VILNIUS (Reuters) – Lithuania will donate 235,900 additional doses of AstraZeneca COVID-19 vaccine to Taiwan, the European Union nation said on Wednesday, after angering China by allowing Taiwan to open a representative office under its own name.
China considers Taiwan its own territory.
Lithuania, which also donated 20,000 vaccines to Taiwan in June, will give Taiwan jabs purchased under an EU contract signed on behalf of member states with the producer.
“AstraZeneca vaccines are not popular in our country, so we are able to donate them,” Lithuanian Health Minister Arunas Dulkys said during a televised government meeting.
The vaccines will be donated by mid-October, following a Sept. 16 request made by Taiwan’s mission in neighbouring Latvia, Lithuania’s Health Ministry said.
“On behalf of the government and people of Taiwan, I sincerely thank Lithuania for the heartfelt friendship and good will during our times of difficulties and challenges,” the head of the mission in Latvia, Eric Huang, said.
China demanded last month that Lithuania withdraw its ambassador in Beijing and said it would recall its envoy to Vilnius after Taiwan said its mission in Lithuania would be called the Taiwanese Representative Office.

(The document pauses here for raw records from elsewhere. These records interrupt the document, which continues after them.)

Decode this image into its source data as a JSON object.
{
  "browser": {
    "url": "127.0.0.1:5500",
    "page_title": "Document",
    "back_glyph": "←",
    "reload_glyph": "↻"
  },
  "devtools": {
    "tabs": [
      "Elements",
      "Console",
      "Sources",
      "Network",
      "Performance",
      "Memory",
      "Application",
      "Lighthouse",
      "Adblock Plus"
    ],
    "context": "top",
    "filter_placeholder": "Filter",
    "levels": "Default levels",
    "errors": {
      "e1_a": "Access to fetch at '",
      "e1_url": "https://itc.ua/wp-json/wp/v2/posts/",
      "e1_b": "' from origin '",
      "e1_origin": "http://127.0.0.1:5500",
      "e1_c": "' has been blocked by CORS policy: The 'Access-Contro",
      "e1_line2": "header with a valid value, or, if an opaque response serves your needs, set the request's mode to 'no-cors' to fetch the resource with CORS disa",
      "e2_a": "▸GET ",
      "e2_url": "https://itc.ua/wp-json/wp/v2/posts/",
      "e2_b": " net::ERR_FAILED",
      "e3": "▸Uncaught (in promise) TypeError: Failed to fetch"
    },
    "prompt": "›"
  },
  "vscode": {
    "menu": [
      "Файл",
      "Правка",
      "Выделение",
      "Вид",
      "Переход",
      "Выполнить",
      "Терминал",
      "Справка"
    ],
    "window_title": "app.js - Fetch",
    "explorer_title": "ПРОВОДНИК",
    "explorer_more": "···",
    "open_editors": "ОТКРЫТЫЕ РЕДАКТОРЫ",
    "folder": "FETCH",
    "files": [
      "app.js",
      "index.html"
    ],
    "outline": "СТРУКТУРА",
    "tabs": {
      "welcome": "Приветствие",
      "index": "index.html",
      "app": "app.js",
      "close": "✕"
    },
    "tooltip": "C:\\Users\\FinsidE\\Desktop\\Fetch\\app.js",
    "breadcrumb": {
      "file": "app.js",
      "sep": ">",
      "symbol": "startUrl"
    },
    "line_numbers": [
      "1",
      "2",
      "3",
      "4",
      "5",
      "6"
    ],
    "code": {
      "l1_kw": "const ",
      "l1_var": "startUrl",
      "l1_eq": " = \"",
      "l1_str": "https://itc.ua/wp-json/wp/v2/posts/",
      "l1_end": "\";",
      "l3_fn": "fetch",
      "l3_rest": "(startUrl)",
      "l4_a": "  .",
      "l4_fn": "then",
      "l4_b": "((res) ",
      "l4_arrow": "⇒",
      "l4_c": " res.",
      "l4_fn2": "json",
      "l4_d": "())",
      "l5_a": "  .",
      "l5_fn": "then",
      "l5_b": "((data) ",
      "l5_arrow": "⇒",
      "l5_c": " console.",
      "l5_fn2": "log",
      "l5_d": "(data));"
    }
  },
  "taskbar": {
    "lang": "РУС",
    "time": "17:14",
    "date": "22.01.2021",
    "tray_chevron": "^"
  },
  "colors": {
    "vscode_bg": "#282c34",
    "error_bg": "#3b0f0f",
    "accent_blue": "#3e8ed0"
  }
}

Taiwanese missions in Europe and the United States usually use the name of the city of Taipei, avoiding reference to the island itself.
Lithuania’s government said in June it would donate 100,000 vaccine doses to Ukraine, 15,000 to Georgia and 11,000 to Moldova.
Japan pledged last week to give 500,000 additional vaccines to Taiwan, bringing Japan’s total donation to the island to 3.9 million.